The oil producers expect VLSFO prices to be $418-$498/mt of fuel oil equivalent cheaper than zero-emission fuel prices in 2030, even when the fines are taken into consideration, and that large subsidies would be needed to trigger a low-carbon switch.

Assuming a subsidy of $500/mtFOe, the IMO could accumulate up to $28.1 billion in 2030 with the large number of ship operators to "pay to pollute" by staying with conventional, oil-based fuels, according to the oil producers. The IMO fund could balloon further to $138 billion in 2040, assuming a subsidy of $300/mtFOe.

"This divergence between ambition and practical feasibility risks generating a significant accumulation of revenue in the IMO Net-Zero Fund ... Such a dynamic introduces inefficiencies and inflationary pressures across the sector," the submission said.

Required cuts in marine energy's GHG intensity
YearBase targetHigher target
20284%17%
20296%19%
20308%21%
203112.40%25.40%
203216.80%29.80%
203321.20%34.20%
203425.60%38.60%
203530%43%
*Reference value: 93.3 gCO2e/Mj in 2008
Source: International Maritime Organization

Future negotiations

The IMO has set goals of reducing GHG from international shipping by 20%-30% by 2030 and by 70%-80% by 2040 compared to 2008 levels, before a net-zero close toward 2050.

Some analysts expect the approved regulation could prompt more use of alternative fuels, even though the pace of decarbonization might not match the stated ambition.

Felix Klann, policy analyst at nonprofit Transport & Environment, said shipping companies would likely rely on LNG, biofuels and heavy fuel oil for initial compliance, while the main concerns are the limited incentives for zero-emission fuels.

"Our analysis does not align with theirs," Klann said, adding that the oil producers did not present concrete counterproposals and might not be willing to "engage productively."

Opinions are mixed over whether the US and petrostates could successfully derail the regulatory progress at the IMO, which relies on its member states to enforce its rules as flag states and via port state control.

Rico Luman, a senior economist at ING Research, said the IMO regulation's final adoption could be "in danger," as other countries could fear US retaliation if they support it.

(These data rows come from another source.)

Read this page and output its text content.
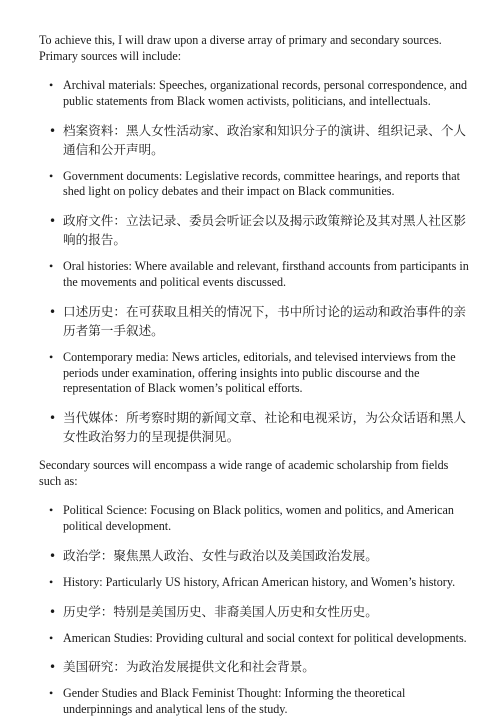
To achieve this, I will draw upon a diverse array of primary and secondary sources. Primary sources will include:

• Archival materials: Speeches, organizational records, personal correspondence, and public statements from Black women activists, politicians, and intellectuals.
• 档案资料：黑人女性活动家、政治家和知识分子的演讲、组织记录、个人通信和公开声明。
• Government documents: Legislative records, committee hearings, and reports that shed light on policy debates and their impact on Black communities.
• 政府文件：立法记录、委员会听证会以及揭示政策辩论及其对黑人社区影响的报告。
• Oral histories: Where available and relevant, firsthand accounts from participants in the movements and political events discussed.
• 口述历史：在可获取且相关的情况下，书中所讨论的运动和政治事件的亲历者第一手叙述。
• Contemporary media: News articles, editorials, and televised interviews from the periods under examination, offering insights into public discourse and the representation of Black women’s political efforts.
• 当代媒体：所考察时期的新闻文章、社论和电视采访，为公众话语和黑人女性政治努力的呈现提供洞见。

Secondary sources will encompass a wide range of academic scholarship from fields such as:

• Political Science: Focusing on Black politics, women and politics, and American political development.
• 政治学：聚焦黑人政治、女性与政治以及美国政治发展。
• History: Particularly US history, African American history, and Women’s history.
• 历史学：特别是美国历史、非裔美国人历史和女性历史。
• American Studies: Providing cultural and social context for political developments.
• 美国研究：为政治发展提供文化和社会背景。
• Gender Studies and Black Feminist Thought: Informing the theoretical underpinnings and analytical lens of the study.
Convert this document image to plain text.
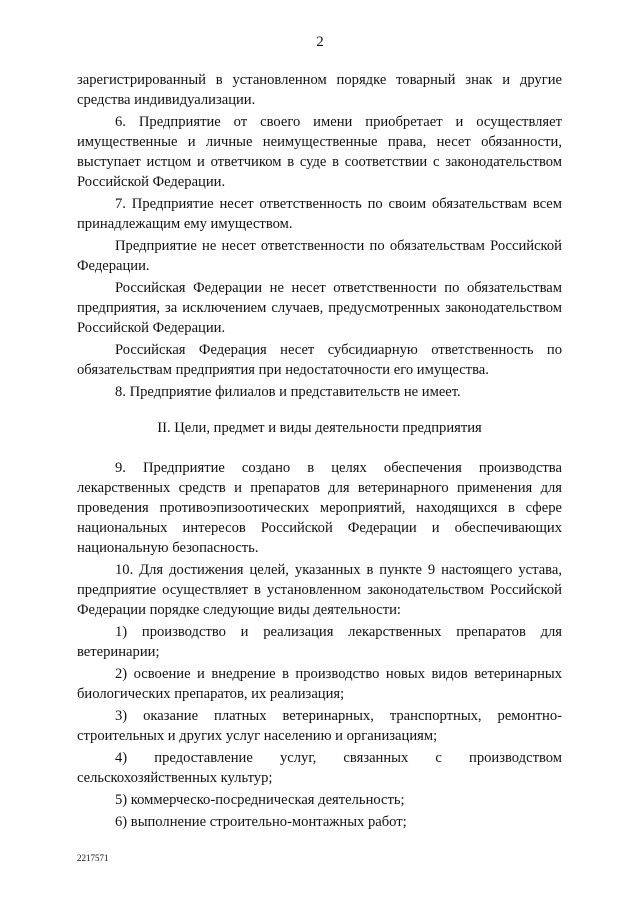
2

зарегистрированный в установленном порядке товарный знак и другие средства индивидуализации.

6. Предприятие от своего имени приобретает и осуществляет имущественные и личные неимущественные права, несет обязанности, выступает истцом и ответчиком в суде в соответствии с законодательством Российской Федерации.

7. Предприятие несет ответственность по своим обязательствам всем принадлежащим ему имуществом.

Предприятие не несет ответственности по обязательствам Российской Федерации.

Российская Федерации не несет ответственности по обязательствам предприятия, за исключением случаев, предусмотренных законодательством Российской Федерации.

Российская Федерация несет субсидиарную ответственность по обязательствам предприятия при недостаточности его имущества.

8. Предприятие филиалов и представительств не имеет.

II. Цели, предмет и виды деятельности предприятия

9. Предприятие создано в целях обеспечения производства лекарственных средств и препаратов для ветеринарного применения для проведения противоэпизоотических мероприятий, находящихся в сфере национальных интересов Российской Федерации и обеспечивающих национальную безопасность.

10. Для достижения целей, указанных в пункте 9 настоящего устава, предприятие осуществляет в установленном законодательством Российской Федерации порядке следующие виды деятельности:

1) производство и реализация лекарственных препаратов для ветеринарии;

2) освоение и внедрение в производство новых видов ветеринарных биологических препаратов, их реализация;

3) оказание платных ветеринарных, транспортных, ремонтно-строительных и других услуг населению и организациям;

4) предоставление услуг, связанных с производством сельскохозяйственных культур;

5) коммерческо-посредническая деятельность;

6) выполнение строительно-монтажных работ;

2217571
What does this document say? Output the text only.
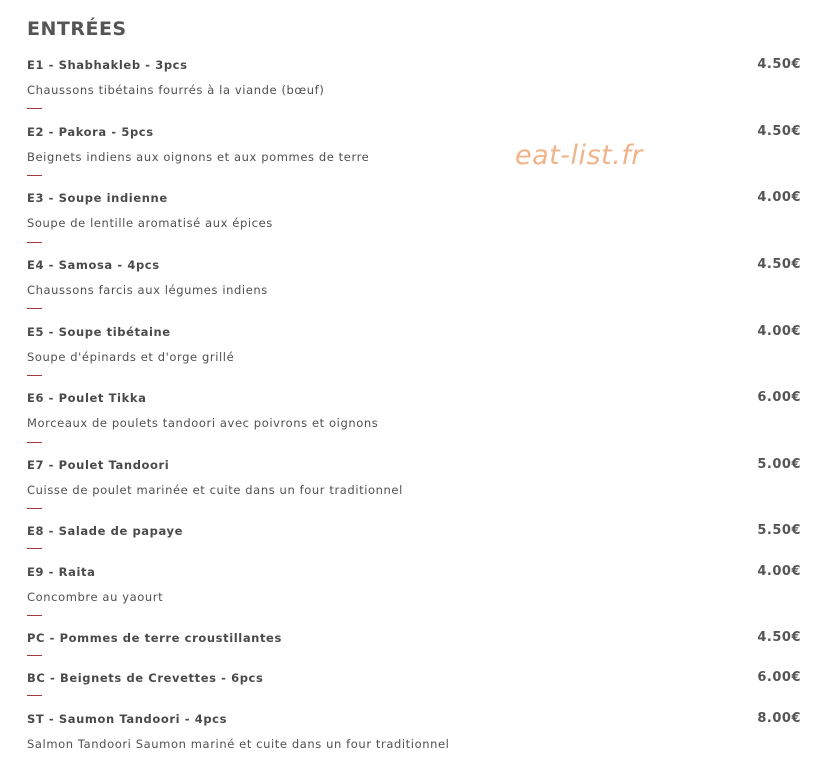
ENTRÉES
E1 - Shabhakleb - 3pcs	4.50€
Chaussons tibétains fourrés à la viande (bœuf)
E2 - Pakora - 5pcs	4.50€
Beignets indiens aux oignons et aux pommes de terre
E3 - Soupe indienne	4.00€
Soupe de lentille aromatisé aux épices
E4 - Samosa - 4pcs	4.50€
Chaussons farcis aux légumes indiens
E5 - Soupe tibétaine	4.00€
Soupe d'épinards et d'orge grillé
E6 - Poulet Tikka	6.00€
Morceaux de poulets tandoori avec poivrons et oignons
E7 - Poulet Tandoori	5.00€
Cuisse de poulet marinée et cuite dans un four traditionnel
E8 - Salade de papaye	5.50€
E9 - Raita	4.00€
Concombre au yaourt
PC - Pommes de terre croustillantes	4.50€
BC - Beignets de Crevettes - 6pcs	6.00€
ST - Saumon Tandoori - 4pcs	8.00€
Salmon Tandoori Saumon mariné et cuite dans un four traditionnel
eat-list.fr
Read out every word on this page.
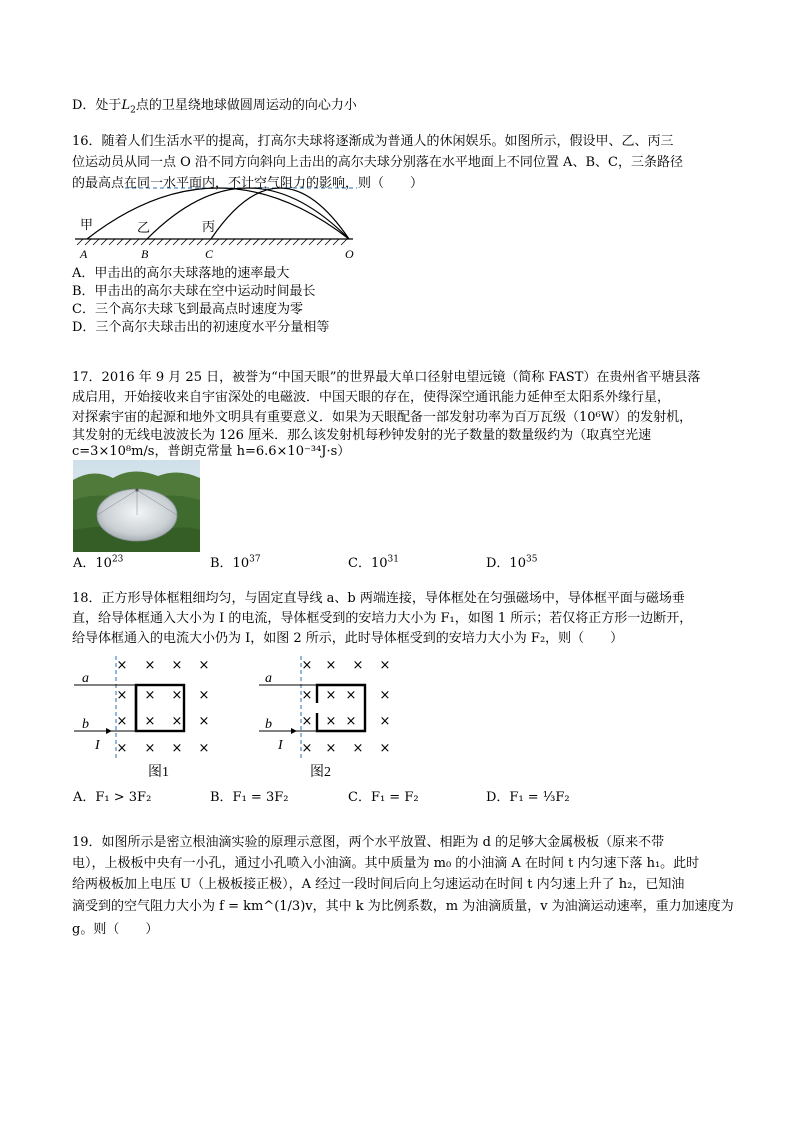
D．处于$L_2$点的卫星绕地球做圆周运动的向心力小
16．随着人们生活水平的提高，打高尔夫球将逐渐成为普通人的休闲娱乐。如图所示，假设甲、乙、丙三
位运动员从同一点 O 沿不同方向斜向上击出的高尔夫球分别落在水平地面上不同位置 A、B、C，三条路径
的最高点在同一水平面内，不计空气阻力的影响，则（　　）
甲	乙	丙
A	B	C	O
A．甲击出的高尔夫球落地的速率最大
B．甲击出的高尔夫球在空中运动时间最长
C．三个高尔夫球飞到最高点时速度为零
D．三个高尔夫球击出的初速度水平分量相等
17．2016 年 9 月 25 日，被誉为“中国天眼”的世界最大单口径射电望远镜（简称 FAST）在贵州省平塘县落
成启用，开始接收来自宇宙深处的电磁波．中国天眼的存在，使得深空通讯能力延伸至太阳系外缘行星，
对探索宇宙的起源和地外文明具有重要意义．如果为天眼配备一部发射功率为百万瓦级（10⁶W）的发射机，
其发射的无线电波波长为 126 厘米．那么该发射机每秒钟发射的光子数量的数量级约为（取真空光速
c=3×10⁸m/s，普朗克常量 h=6.6×10⁻³⁴J·s）
A．$10^{23}$	B．$10^{37}$	C．$10^{31}$	D．$10^{35}$
18．正方形导体框粗细均匀，与固定直导线 a、b 两端连接，导体框处在匀强磁场中，导体框平面与磁场垂
直，给导体框通入大小为 I 的电流，导体框受到的安培力大小为 F₁，如图 1 所示；若仅将正方形一边断开，
给导体框通入的电流大小仍为 I，如图 2 所示，此时导体框受到的安培力大小为 F₂，则（　　）
× × × ×
× × × ×
× × × ×
× × × ×
a
b
I
图1
× × × ×
× × × ×
× × × ×
× × × ×
a
b
I
图2
A．F₁ > 3F₂	B．F₁ = 3F₂	C．F₁ = F₂	D．F₁ = ⅓F₂
19．如图所示是密立根油滴实验的原理示意图，两个水平放置、相距为 d 的足够大金属极板（原来不带
电），上极板中央有一小孔，通过小孔喷入小油滴。其中质量为 m₀ 的小油滴 A 在时间 t 内匀速下落 h₁。此时
给两极板加上电压 U（上极板接正极），A 经过一段时间后向上匀速运动在时间 t 内匀速上升了 h₂，已知油
滴受到的空气阻力大小为 f = km^(1/3)v，其中 k 为比例系数，m 为油滴质量，v 为油滴运动速率，重力加速度为
g。则（　　）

Even if adopted, the regulation "will apply globally and also apply to journeys to and from the US," Luman added. "If the US doesn't accept the effectuation this will complicate the whole system."

Since Donald Trump's return to the White House in January, the US has often threatened tariffs on other countries in various types of negotiations to gain leverage. While the US-flagged fleet is small, Washington could impose fees on ships linked to foreign countries supporting new IMO rules.

In April, 63 countries -- including China, Japan and EU member states -- voted for the regulation during the MEPC meeting, and there have been no signs of them changing their position for now.

"There is a significant majority of countries that do support the IMO," Klann said, while adding that a failure to adopt the global rules could lead to more regional regulations and throw shipping companies back into the uncertainty they experienced during earlier negotiations.